Public and Private Personas

At first, I was going to write a post about the entire Geek Girl issue, but I’ve never gotten an angle on it that I felt comfortable writing about.  Frankly, I think the topic is something Kaja is better of writing rather than me.  Instead, I think I’ll talk about public / private personas especially when dealing with marketing the store.

Being Public

Both Kaja and myself to a lesser extent have a ‘public’ persona.  Kaja’s much more obvious with her being the main employee face in our video reviews.  I, on the other hand mostly post on the twitter account and the blog.  As these are ‘corporate’ personas, they are in some ways different from our private personalities.  As a simple example – both Kaja and I swear a lot less when posting / reviewing for the company.   There’s a certain level of professionalism that is both expected and required when we ‘work’.  While Starlit Citadel allows us to be more ‘us’ than a job in say, a bank; it still requires a level of professionalism.

The problem with having a public persona, especially one online; is that you open up to a lot more comments & discussions than any other job does.  It surely is something that you invite, but due to the nature of how we interact online, it removes some of the perceived barriers between the public and private.

This isn’t to say that it doesn’t happen in other jobs, it’s just that we are in a way both inviting more comments.  There’s a difference between the salesperson you see in the store and the salesperson who invites you back to his house for a BBQ.

The Medium is the Message

Alright, this isn’t exactly right since the medium is the Internet. However, there’s a difference between say a blog post with a video review with a twitter message with a FB post.  Some are perceived inherently to be more permanent (blog posts, video messages) than others (a twitter message).  The same comment posted as a blog post would be taken differently than one on Twitter.

The Private Line

In a way, as public personas we dictate the line that is drawn by what we speak about / discuss publicly.  For example, by never posting about personal events on a public account, we don’t invite comments about our personal lives.  That’s a line that we draw.  I post about the business, so I expect to get questions about the business – but I stay away from actual sales numbers, which is why I’ve never received a question about ‘what’s your sales’.  Again, we set the expectation.

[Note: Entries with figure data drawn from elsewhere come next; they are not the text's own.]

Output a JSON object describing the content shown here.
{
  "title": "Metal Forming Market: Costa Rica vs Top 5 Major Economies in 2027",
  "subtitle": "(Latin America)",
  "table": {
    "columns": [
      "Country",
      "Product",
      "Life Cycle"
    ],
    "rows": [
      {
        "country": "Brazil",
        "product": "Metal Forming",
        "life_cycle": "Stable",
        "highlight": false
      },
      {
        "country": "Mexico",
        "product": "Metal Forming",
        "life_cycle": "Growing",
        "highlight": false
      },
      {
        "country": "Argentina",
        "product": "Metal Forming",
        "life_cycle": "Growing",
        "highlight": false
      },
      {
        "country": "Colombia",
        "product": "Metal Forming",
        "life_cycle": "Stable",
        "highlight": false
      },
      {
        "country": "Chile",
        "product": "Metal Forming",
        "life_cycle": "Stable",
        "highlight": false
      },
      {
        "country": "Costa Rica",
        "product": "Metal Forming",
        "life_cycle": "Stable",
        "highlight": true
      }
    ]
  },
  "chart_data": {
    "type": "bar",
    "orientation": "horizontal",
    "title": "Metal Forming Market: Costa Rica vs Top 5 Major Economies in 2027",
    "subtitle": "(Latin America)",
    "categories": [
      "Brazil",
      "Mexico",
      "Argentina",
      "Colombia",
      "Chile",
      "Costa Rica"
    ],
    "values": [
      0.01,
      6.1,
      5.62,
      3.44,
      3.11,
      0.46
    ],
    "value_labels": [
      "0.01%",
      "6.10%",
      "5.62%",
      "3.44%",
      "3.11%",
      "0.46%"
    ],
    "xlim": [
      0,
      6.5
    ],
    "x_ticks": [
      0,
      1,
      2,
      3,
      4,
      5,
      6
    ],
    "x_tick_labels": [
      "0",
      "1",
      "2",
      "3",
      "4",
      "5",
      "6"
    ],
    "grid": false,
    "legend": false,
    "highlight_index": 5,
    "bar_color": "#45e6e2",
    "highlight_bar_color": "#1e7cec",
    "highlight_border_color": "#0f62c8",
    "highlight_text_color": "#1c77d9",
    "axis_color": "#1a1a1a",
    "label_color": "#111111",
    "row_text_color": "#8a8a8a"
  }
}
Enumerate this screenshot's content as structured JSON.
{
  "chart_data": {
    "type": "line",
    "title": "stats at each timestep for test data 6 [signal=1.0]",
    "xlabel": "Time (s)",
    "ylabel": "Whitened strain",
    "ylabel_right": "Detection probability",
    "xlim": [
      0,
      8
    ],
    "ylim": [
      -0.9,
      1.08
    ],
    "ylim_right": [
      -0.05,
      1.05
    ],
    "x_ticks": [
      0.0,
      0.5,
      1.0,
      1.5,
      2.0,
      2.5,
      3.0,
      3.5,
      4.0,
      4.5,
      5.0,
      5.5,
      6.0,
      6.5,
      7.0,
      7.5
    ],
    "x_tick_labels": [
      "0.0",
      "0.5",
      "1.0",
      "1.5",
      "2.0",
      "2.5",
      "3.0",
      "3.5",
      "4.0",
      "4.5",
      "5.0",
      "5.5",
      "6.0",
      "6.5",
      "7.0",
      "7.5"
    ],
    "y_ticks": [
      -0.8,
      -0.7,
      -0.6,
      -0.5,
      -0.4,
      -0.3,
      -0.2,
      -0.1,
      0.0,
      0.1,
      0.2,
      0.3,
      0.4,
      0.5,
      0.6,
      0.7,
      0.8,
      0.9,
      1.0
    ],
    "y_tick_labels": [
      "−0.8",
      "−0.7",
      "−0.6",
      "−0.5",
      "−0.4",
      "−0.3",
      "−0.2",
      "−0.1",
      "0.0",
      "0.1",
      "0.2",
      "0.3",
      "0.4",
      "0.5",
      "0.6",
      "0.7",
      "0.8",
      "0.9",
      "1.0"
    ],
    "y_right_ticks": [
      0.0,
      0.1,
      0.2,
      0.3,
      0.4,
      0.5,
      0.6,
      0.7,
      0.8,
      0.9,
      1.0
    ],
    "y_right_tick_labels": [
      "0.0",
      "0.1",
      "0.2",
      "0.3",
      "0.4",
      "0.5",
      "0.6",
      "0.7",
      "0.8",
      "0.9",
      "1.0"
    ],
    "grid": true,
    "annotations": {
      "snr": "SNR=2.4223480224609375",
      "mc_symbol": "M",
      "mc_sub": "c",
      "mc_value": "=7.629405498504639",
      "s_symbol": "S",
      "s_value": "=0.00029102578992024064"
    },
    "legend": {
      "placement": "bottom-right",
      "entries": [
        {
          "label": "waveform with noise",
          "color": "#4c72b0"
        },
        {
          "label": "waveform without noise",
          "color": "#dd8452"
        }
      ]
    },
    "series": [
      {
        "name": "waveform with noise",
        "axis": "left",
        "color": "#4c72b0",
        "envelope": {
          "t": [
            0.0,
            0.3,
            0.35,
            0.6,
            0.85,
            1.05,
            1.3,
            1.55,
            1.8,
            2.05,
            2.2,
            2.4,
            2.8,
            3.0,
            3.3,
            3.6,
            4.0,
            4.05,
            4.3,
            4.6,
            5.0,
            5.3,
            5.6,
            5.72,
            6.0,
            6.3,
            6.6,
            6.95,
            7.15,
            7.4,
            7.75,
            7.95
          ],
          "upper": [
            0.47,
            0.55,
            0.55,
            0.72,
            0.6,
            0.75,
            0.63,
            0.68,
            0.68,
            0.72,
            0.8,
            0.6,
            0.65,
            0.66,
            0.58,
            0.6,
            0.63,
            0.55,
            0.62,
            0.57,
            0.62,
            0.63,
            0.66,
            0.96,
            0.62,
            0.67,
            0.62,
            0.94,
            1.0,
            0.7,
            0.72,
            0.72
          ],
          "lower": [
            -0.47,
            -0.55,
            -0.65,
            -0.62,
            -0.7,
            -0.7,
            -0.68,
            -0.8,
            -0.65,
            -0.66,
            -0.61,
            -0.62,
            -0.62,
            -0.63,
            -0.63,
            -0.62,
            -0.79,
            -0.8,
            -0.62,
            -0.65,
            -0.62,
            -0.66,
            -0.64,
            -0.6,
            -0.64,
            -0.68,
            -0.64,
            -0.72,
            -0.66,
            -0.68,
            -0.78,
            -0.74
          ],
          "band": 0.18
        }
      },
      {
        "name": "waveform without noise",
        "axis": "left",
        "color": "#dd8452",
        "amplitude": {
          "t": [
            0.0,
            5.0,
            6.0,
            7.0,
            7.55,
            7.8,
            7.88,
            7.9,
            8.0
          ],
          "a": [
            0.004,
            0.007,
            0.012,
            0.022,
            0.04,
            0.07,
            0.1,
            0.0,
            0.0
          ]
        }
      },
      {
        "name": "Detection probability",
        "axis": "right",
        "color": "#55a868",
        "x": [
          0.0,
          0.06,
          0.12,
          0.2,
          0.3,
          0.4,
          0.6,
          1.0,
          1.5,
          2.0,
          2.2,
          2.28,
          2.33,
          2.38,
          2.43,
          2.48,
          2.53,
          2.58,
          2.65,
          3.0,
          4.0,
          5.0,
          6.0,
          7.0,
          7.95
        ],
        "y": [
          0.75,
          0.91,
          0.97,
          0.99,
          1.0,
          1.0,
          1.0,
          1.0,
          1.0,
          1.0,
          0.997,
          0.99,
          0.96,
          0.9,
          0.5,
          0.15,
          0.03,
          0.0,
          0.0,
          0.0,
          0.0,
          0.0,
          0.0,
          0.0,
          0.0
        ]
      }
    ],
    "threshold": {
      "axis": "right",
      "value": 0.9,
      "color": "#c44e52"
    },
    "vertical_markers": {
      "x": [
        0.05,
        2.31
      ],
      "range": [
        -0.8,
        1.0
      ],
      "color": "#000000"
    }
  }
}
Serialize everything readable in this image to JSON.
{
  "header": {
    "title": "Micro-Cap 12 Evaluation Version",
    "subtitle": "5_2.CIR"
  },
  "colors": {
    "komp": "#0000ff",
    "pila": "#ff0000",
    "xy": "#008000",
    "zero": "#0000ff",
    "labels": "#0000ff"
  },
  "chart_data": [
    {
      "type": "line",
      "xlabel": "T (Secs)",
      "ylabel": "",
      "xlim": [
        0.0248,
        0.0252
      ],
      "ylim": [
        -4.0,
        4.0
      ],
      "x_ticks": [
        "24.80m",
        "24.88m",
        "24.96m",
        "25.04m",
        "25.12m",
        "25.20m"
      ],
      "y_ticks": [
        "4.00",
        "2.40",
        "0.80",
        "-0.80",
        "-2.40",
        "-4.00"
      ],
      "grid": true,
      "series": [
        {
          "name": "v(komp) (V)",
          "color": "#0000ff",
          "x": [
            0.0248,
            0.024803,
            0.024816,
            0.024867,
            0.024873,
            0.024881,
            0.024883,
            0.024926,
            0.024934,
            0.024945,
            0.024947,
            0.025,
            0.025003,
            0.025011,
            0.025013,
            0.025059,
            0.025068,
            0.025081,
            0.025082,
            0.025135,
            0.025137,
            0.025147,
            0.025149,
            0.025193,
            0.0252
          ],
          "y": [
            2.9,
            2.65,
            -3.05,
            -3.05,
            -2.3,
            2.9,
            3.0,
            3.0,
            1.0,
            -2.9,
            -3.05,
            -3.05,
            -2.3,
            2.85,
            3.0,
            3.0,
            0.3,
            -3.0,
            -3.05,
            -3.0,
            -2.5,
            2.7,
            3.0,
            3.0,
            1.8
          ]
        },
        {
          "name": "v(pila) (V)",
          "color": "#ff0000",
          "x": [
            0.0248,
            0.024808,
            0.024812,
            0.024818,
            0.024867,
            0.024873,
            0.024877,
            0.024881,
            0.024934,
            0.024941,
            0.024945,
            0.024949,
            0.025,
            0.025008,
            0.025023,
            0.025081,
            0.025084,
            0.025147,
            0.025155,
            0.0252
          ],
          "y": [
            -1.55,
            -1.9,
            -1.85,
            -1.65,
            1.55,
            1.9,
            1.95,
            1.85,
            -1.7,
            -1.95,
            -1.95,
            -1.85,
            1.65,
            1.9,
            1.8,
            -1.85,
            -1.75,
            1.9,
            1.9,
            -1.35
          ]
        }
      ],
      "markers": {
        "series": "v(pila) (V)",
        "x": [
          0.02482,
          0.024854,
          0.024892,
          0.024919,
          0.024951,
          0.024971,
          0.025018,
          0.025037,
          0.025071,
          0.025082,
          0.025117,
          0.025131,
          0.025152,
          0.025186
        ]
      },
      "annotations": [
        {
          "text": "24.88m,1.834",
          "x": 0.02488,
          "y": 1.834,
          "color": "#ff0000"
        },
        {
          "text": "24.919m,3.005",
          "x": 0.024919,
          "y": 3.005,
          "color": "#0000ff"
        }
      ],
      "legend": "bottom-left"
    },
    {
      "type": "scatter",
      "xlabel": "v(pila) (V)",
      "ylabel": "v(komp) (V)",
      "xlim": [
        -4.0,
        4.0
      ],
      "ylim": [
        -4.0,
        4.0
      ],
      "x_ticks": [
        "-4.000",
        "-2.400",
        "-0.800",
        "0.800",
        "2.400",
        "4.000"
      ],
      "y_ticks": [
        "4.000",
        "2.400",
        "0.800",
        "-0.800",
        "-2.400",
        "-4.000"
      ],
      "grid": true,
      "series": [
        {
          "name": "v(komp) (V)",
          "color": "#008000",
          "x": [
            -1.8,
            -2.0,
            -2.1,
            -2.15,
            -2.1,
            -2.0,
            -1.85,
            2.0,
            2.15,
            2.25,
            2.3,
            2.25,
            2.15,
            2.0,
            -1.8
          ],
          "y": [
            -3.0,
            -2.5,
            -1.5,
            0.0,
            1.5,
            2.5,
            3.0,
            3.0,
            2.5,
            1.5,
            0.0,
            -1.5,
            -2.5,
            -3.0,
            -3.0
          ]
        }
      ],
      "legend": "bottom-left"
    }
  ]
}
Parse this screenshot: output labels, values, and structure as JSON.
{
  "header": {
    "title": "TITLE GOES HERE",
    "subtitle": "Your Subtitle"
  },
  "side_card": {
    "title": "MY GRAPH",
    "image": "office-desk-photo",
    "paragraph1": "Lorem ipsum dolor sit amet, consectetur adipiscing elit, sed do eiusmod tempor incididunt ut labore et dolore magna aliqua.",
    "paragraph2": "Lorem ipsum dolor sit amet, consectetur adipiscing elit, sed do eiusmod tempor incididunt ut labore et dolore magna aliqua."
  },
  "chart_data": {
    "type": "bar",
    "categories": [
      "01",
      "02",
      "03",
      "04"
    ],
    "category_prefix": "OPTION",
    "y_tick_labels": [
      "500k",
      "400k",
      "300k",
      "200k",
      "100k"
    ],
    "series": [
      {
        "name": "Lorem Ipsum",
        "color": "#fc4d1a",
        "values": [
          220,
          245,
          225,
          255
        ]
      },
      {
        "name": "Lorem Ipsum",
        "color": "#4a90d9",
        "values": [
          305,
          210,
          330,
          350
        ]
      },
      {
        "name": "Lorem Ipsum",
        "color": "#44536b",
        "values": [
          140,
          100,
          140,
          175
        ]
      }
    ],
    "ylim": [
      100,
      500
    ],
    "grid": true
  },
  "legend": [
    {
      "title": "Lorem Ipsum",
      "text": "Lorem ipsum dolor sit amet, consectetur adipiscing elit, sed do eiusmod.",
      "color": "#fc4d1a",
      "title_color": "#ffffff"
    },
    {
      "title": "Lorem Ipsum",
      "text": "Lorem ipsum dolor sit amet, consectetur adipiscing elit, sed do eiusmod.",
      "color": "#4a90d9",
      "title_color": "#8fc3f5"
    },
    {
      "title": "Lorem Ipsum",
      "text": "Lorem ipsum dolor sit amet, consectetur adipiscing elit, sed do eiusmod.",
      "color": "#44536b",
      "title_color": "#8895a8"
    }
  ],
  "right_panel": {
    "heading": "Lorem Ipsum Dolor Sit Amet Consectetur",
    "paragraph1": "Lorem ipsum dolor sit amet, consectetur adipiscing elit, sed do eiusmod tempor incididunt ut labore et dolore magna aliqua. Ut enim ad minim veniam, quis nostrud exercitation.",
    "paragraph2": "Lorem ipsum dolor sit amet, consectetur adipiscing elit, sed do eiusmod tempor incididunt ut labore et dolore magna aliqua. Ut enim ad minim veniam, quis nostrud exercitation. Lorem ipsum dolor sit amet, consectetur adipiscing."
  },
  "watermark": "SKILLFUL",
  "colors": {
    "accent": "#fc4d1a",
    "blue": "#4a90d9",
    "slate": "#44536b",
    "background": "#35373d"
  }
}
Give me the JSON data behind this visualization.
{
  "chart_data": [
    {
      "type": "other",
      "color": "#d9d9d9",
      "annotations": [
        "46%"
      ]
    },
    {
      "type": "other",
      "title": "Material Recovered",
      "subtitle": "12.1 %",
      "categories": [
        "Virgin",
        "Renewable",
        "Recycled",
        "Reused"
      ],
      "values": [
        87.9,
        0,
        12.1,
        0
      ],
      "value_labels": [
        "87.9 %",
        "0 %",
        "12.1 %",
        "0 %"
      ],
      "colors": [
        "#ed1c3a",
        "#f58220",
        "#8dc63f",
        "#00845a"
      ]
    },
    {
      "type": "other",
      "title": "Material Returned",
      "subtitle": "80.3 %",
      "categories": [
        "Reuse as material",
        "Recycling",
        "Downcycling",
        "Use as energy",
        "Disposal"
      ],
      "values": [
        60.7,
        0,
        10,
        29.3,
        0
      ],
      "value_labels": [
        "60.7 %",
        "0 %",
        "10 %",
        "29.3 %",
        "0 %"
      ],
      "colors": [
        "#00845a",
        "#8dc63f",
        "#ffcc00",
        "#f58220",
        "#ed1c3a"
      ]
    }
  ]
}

The issue is, while we perceive this line to be set not everyone gets the memo.  Sometimes, its just a matter of lack of clarity – there’s no actual document out there saying do not say X or comment on Y.  Sometimes, it’s because we actually cross the lines accidentally, or just haven’t ‘set’ the lines as tightly in our own minds.   After all, there’s nothing wrong with interacting socially with customers right? Mostly….

Resetting those lines though requires a touch of finesse.  A great example is comments on Kaja’s & Joanna’s appearances on the videos.  Sure, they are pretty and complimenting them on this is fine… but at a certain point, these comments stop being compliments and just become creepy.  However, because it’s a ‘corporate’ account, we have to be careful of exactly how we reset those lines.

That public / private line issue is much more apparent for Kaja than me.  Part of that of course is the medium, part of that is what we discuss (I’m boring with my business posts) and partly, it’s the gender thing.  For some reason, being female in some minds means that the line gets reset back a lot further than if you were male.

Balancing where and how we talk about these things is a constant issue, and frankly; one that is both intriguing in an academic sense and frustrating sometimes on a personal level.

4 thoughts on “Public and Private Personas”

  1. I appreciate Kaja and Joanna doing the review videos, even if they get creepy comments (comments can be disabled, maybe they ought to be), because they provide a good role model for my daughter, who sees women gamers, and adults who are doing something interesting and constructive, not vapid or self-destructive. Keeping gender balance in the presentation of the board game world is really important, and just makes it a nicer hobby to participate in. Also, they are good at doing the reviews. So, thanks!

    1. Well, we want comments as it lets us interact with our audience and potentially improve the videos. Thankfully, the number of creepy comments are relatively low especially in comparison to the total number of comments.

  2. Tao,

    I applaud this post and congratulate you on how it is crafted. Well written!

    I also applaud the videos that Starlit produces as they are succinct, professional, and give me a very good feeling about what my interest in the game may or may not be. It is clear that a lot of work and effort goes into each video to streamline it and to maximize its density of content. I am sorry to hear that these points are sometimes overshadowed by others.

    1. Thanks David. I often feel like I am just going ‘blah’ on most posts, so nice to know when I do bother to edit, it makes a difference!

      And the videos are all Kaja’s doing these days. Some (not a lot!) coaching and editing in the first place and now she handles it very well. It helped that we had a very clear objective with the vidoes in the first place – it had to be within our 8 minute max timeframe (preferably 4 – 5) and it had to educate someone who would never see another review.